The new study published in Molecular Cell shows that genetic mutations found in patients with XLP2 specifically destroy XIAP's ability to attach the signalling protein ubiquitin to other proteins. The attachment process is vital for activating the immune system and therefore for survival.
Important knowledge for leukaemia research
While the results from the study published in Molecular Cell are first and foremost relevant for XLP2 patients, cancer researchers can also benefit from the new discoveries:
"Several pharmaceutical companies have developed drugs to act on IAP proteins, including XIAP, as part of cancer treatment. Several of the drugs are currently being tested in clinical trials for their efficacy in treatment of leukaemia and other forms of cancer. It is therefore essential to know precisely which biological processes in the organism the treatment can potentially affect," continues Mads Gyrd-Hansen.

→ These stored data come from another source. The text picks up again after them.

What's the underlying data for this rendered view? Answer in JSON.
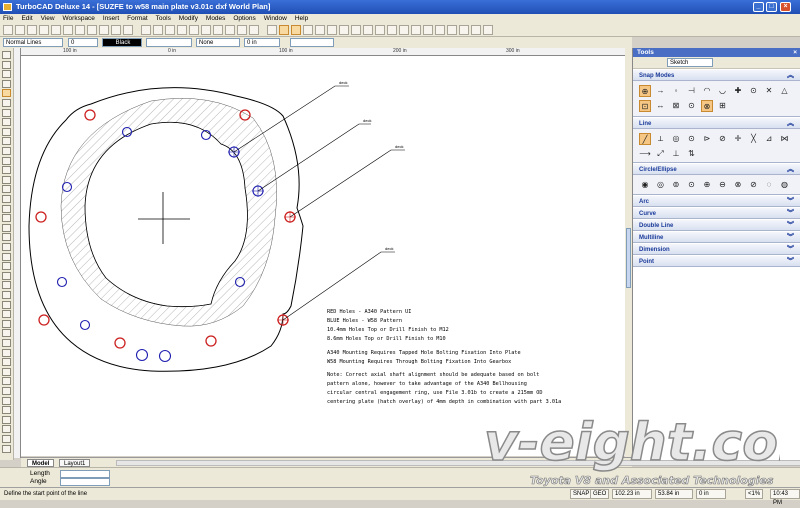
{
  "window": {
    "title": "TurboCAD Deluxe 14 - [SUZFE to w58 main plate v3.01c dxf World Plan]"
  },
  "menu": [
    "File",
    "Edit",
    "View",
    "Workspace",
    "Insert",
    "Format",
    "Tools",
    "Modify",
    "Modes",
    "Options",
    "Window",
    "Help"
  ],
  "props": {
    "line_style": "Normal Lines",
    "width": "0",
    "color": "Black",
    "pattern": "None",
    "value_a": "0",
    "value_b": "0 in"
  },
  "ruler": {
    "h": [
      "100 in",
      "0 in",
      "100 in",
      "200 in",
      "300 in"
    ],
    "v": [
      "100 in",
      "0 in"
    ]
  },
  "drawing": {
    "callouts": [
      "deck",
      "deck",
      "deck",
      "deck"
    ],
    "notes": [
      "RED Holes - A340 Pattern UI",
      "BLUE Holes - W58 Pattern",
      "10.4mm Holes Top or Drill Finish to M12",
      "8.6mm Holes Top or Drill Finish to M10",
      "",
      "A340 Mounting Requires Tapped Hole Bolting Fixation Into Plate",
      "W58 Mounting Requires Through Bolting Fixation Into Gearbox",
      "",
      "Note: Correct axial shaft alignment should be adequate based on bolt",
      "       pattern alone, however to take advantage of the A340 Bellhousing",
      "       circular central engagement ring, use File 3.01b to create a 215mm OD",
      "       centering plate (hatch overlay) of 4mm depth in combination with part 3.01a"
    ],
    "red_color": "#cc2020",
    "blue_color": "#2020b0"
  },
  "tabs": {
    "model": "Model",
    "layout": "Layout1"
  },
  "inspector": {
    "length": "Length",
    "angle": "Angle"
  },
  "status": {
    "prompt": "Define the start point of the line",
    "snap": "SNAP",
    "geo": "GEO",
    "x": "102.23 in",
    "y": "53.84 in",
    "z": "0 in",
    "zoom": "<1%",
    "time": "10:43 PM"
  },
  "panel": {
    "title": "Tools",
    "mode": "Sketch",
    "sections": [
      "Snap Modes",
      "Line",
      "Circle/Ellipse",
      "Arc",
      "Curve",
      "Double Line",
      "Multiline",
      "Dimension",
      "Point"
    ]
  },
  "watermark": {
    "brand": "v-eight.com",
    "tagline": "Toyota V8 and Associated Technologies"
  }
}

Mads Gyrd-Hansen and his colleagues at The Novo Nordisk Foundation Center for Protein Research have been collaborating for a good 18 months together with research groups in Germany, the UK and Australia, and the competencies of the individual groups have made it possible to rapidly achieve high-quality results quickly:
"International collaboration has made it possible in a short time to describe detailed molecular processes, to use the descriptions to create mouse models for further tests and thereafter to link the results of these tests to genetic mutations identified in patients."